Gökteki Krallığın Müjdecilerinden Haberler
Namibia’da Tanrısal İşin Gelişmesi
TANRI’NIN gökteki Krallığının iyi haberi Namibia’ya ilk kez 1920’lerin sonunda ulaştı. O zamandan beri, dürüst yürekli yüzlerce insan Tanrı’nın kurtuluş mesajına karşılık veriyor. Aşağıdaki tecrübeler Yehova’nın değerli olanları ağılına nasıl topladığını gösteriyor.—Haggay 2:7.
◻ Namibia’nın kuzeydoğusunda kıt kanaat geçinen bir çiftçi olan Paulus, başkent Windhoek’e gittiğinde Yehova’nın Şahitleriyle ilk kez karşılaştı. Paulus hakikati bulduğuna hemen ikna oldu. Eve You Can Live Forever in Paradise on Earth kitabıyla döndü. Paulus daha sonra, bir İbadet Salonunun bulunduğu en yakın kasaba olan Rundu’ya gitti. Orada Şahitleri buldu ve kendisini ziyaret etmeleri için onlara yalvardı.
Bununla birlikte, Paulus Şahitlerin kendisiyle Mukaddes Kitap tetkiki yapmak için her hafta gidemeyeceği kadar uzakta oturuyordu. Paulus yılmadı ve Mukaddes Kitabı kendi başına incelemeye başladı. Ayrıca, öğrendiği şeyler hakkında başkalarına coşkuyla vaaz ediyordu. Zamanla, bir Mukaddes Kitap tetkik grubu oluşturuldu.

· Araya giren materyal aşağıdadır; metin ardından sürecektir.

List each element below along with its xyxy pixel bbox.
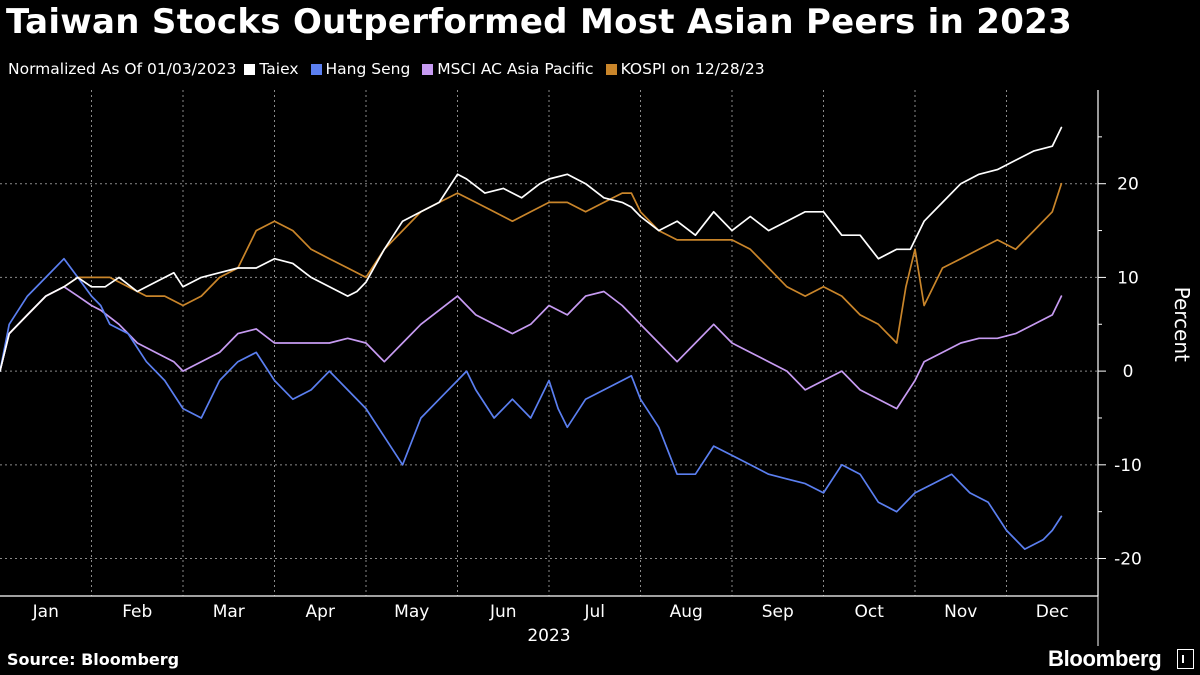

Bu küçük grup, radyodan Yehova’nın Şahitlerinin Rundu’da bir bölge ibadeti olacağını duyduğunda, buna katılmak üzere az miktardaki kazançlarını bir araya getirip ulaşım için düzenlemeler yaptı.
Yehova’nın Şahitleri ile ilk kez bir araya gelmek onlar açısından çok heyecan veren bir deneyimdi! Yeterlik sahibi kardeşlerin bu grubu düzenli olarak ziyaret etmesi için hemen düzenlemeler yapıldı. Şimdi, Paulus’un yaşadığı köyde altı müjdeci var.

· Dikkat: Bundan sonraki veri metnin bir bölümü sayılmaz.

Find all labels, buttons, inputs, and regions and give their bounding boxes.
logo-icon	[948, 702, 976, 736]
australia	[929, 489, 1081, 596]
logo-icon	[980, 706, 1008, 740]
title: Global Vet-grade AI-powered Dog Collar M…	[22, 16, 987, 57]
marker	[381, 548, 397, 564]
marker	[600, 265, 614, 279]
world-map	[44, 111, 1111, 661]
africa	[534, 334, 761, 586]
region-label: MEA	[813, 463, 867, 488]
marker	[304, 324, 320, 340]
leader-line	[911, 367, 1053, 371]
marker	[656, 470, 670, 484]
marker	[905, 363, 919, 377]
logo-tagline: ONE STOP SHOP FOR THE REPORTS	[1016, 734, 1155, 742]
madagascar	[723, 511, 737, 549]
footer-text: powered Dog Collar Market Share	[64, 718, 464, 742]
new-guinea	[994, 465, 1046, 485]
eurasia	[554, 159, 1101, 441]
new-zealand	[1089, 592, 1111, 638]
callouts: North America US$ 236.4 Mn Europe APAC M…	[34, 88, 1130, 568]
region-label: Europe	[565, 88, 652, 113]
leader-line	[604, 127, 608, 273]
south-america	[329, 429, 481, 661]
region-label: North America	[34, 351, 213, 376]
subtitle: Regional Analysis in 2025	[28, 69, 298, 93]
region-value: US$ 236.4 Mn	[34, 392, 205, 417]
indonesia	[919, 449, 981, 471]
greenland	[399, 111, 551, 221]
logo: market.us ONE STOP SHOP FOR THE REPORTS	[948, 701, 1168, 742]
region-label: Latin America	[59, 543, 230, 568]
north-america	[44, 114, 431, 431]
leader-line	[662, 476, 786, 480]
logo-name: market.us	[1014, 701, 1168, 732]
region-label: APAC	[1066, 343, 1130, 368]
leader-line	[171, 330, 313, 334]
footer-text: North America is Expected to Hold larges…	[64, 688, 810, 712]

◻ Johanna Yehova’nın Şahitleri hakkında kötü konuşan birini duyduğunda, Tanrı’nın ismine ilgi duydu. Şöyle anlatıyor: “Yehova ismi daha ilk duyuşumda zihnime kalıcı şekilde yerleşti ve Yehova’nın kim olduğunu merak etmeye başladım. Namibia kıyısındaki Walvis Bay yakınlarında kocamla birlikte yaşıyordum. Bir keresinde, kasabaya gittiğimizde bazı Şahitlerin sokakta Watchtower dergisi dağıttığını gördüm. Bir dergi aldım ve birçok sorum olduğu için Mukaddes Kitap tetkiki istedim. Arabaları bozulduğundan gelemeyeceklerini söylediklerinde ağlamaya başladım. Bu olaydan kısa süre sonra kocam öldü ve Keetmanshoop’a taşındım. Orada çalışmak üzere bir özel öncü (dolgun vakitli hizmetçi) görevlendirilmişti; Hayata Sevk Eden Hakikat kitabını aldım. En başından beri bunun hakikat olduğunu sezmiştim.

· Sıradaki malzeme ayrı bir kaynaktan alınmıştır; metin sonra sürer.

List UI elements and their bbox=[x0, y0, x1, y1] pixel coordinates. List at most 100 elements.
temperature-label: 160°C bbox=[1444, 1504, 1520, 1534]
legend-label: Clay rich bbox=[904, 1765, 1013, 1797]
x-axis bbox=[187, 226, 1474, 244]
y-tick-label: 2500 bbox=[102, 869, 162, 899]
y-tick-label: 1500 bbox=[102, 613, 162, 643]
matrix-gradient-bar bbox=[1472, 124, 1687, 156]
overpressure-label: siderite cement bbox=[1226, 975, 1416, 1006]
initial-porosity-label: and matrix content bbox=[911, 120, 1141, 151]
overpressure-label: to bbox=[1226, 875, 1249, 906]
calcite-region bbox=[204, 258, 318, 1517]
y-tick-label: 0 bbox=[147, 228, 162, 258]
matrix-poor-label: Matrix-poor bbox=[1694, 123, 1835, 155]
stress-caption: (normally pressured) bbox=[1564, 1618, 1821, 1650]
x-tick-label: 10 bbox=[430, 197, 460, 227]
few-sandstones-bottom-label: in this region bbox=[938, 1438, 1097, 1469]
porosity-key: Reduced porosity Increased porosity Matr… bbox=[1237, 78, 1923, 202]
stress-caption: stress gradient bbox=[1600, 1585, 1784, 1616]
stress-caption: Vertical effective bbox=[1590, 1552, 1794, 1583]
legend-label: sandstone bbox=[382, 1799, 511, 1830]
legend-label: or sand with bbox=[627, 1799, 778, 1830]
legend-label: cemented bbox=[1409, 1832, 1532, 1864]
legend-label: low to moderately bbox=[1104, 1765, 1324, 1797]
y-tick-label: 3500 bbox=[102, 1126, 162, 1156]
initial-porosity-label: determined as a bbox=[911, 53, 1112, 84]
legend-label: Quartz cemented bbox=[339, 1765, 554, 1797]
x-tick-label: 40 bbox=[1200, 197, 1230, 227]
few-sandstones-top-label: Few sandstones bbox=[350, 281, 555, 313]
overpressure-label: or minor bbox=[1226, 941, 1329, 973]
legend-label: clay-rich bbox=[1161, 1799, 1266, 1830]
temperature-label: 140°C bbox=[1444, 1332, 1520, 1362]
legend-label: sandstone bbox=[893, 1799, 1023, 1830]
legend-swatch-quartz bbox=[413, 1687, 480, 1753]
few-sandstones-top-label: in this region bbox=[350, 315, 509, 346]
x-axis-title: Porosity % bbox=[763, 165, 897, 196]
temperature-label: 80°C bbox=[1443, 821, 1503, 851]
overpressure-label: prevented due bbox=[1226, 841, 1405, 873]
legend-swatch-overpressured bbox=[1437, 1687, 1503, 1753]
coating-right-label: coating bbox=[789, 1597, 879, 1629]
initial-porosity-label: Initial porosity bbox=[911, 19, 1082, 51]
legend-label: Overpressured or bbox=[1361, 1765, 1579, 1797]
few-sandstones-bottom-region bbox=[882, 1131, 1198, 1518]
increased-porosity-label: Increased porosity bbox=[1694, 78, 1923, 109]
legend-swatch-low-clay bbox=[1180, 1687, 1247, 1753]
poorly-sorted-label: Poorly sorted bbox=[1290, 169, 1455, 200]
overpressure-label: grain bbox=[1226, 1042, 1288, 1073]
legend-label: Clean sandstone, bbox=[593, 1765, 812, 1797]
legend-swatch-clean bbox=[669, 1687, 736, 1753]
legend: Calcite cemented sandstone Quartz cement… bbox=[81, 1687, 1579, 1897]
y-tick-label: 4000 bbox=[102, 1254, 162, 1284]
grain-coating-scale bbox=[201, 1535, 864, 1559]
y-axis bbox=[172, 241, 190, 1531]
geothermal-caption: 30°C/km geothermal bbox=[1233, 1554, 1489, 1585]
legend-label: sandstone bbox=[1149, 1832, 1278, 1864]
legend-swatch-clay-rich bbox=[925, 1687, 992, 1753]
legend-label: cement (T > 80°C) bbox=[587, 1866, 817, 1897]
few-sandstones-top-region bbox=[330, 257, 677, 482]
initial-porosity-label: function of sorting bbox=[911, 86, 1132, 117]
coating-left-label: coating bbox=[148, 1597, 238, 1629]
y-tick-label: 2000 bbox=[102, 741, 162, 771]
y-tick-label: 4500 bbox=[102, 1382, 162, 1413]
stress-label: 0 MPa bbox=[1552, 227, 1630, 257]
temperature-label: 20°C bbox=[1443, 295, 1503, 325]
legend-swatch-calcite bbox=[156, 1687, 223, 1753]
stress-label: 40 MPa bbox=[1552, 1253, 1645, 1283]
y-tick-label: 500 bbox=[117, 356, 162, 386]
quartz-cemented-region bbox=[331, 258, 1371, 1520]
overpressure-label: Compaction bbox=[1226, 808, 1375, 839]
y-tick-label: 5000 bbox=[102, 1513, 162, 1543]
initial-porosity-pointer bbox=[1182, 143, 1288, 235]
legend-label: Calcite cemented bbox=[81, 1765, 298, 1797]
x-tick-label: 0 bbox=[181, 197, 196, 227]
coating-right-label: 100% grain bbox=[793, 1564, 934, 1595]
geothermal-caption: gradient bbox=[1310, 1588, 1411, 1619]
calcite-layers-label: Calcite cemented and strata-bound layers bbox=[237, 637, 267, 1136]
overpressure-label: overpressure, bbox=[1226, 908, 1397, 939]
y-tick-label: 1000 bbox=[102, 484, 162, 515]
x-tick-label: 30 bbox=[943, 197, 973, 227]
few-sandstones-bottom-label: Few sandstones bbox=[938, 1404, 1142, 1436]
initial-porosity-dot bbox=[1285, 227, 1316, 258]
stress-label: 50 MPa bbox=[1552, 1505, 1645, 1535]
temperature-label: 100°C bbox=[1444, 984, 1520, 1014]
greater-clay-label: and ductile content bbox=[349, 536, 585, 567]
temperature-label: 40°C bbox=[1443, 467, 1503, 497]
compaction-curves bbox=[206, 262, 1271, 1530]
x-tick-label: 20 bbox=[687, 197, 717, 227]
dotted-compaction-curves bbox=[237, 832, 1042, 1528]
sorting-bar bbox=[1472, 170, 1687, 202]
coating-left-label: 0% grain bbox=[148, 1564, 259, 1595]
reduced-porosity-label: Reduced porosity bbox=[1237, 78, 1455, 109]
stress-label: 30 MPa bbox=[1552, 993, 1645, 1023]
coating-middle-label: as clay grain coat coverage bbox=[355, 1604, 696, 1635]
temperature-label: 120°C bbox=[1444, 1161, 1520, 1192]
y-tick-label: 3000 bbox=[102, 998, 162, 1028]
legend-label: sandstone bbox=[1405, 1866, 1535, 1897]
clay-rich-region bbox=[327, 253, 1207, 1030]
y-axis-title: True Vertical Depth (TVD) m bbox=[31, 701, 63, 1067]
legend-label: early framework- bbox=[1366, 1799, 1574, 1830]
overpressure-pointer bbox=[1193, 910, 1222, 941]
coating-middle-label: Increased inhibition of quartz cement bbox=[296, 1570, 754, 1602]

Zamanla, vaaz etme işine katılmaya davet edildim, fakat içimi insan korkusu kaplamıştı. Bir evden diğerine yürürken vaaz etmektense öleyim diye Yehova’ya dua ettim. Cadde hizmetine ilk başladığımda da kimsenin beni görmemesini ümit ederek dar bir sokakta saklandım. Sonunda yoldan geçen birine bir dergi sunma cesaretini gösterdim ve ancak o zaman, bir şeyler söylemeyi başarabildim. O gün Yehova’nın yardımıyla, Mukaddes Kitaba dayalı ümidimi çok sayıda insanla paylaşabildim.
Aradan 12 yıl geçtikten sonra, bugün, maddi yönden fakir olmama rağmen hâlâ öncülük hizmeti imtiyazına çok değer veriyorum ve başkalarıyla gökteki Krallıkla ilgili hakikati paylaşmaktan büyük bir zevk duyuyorum.”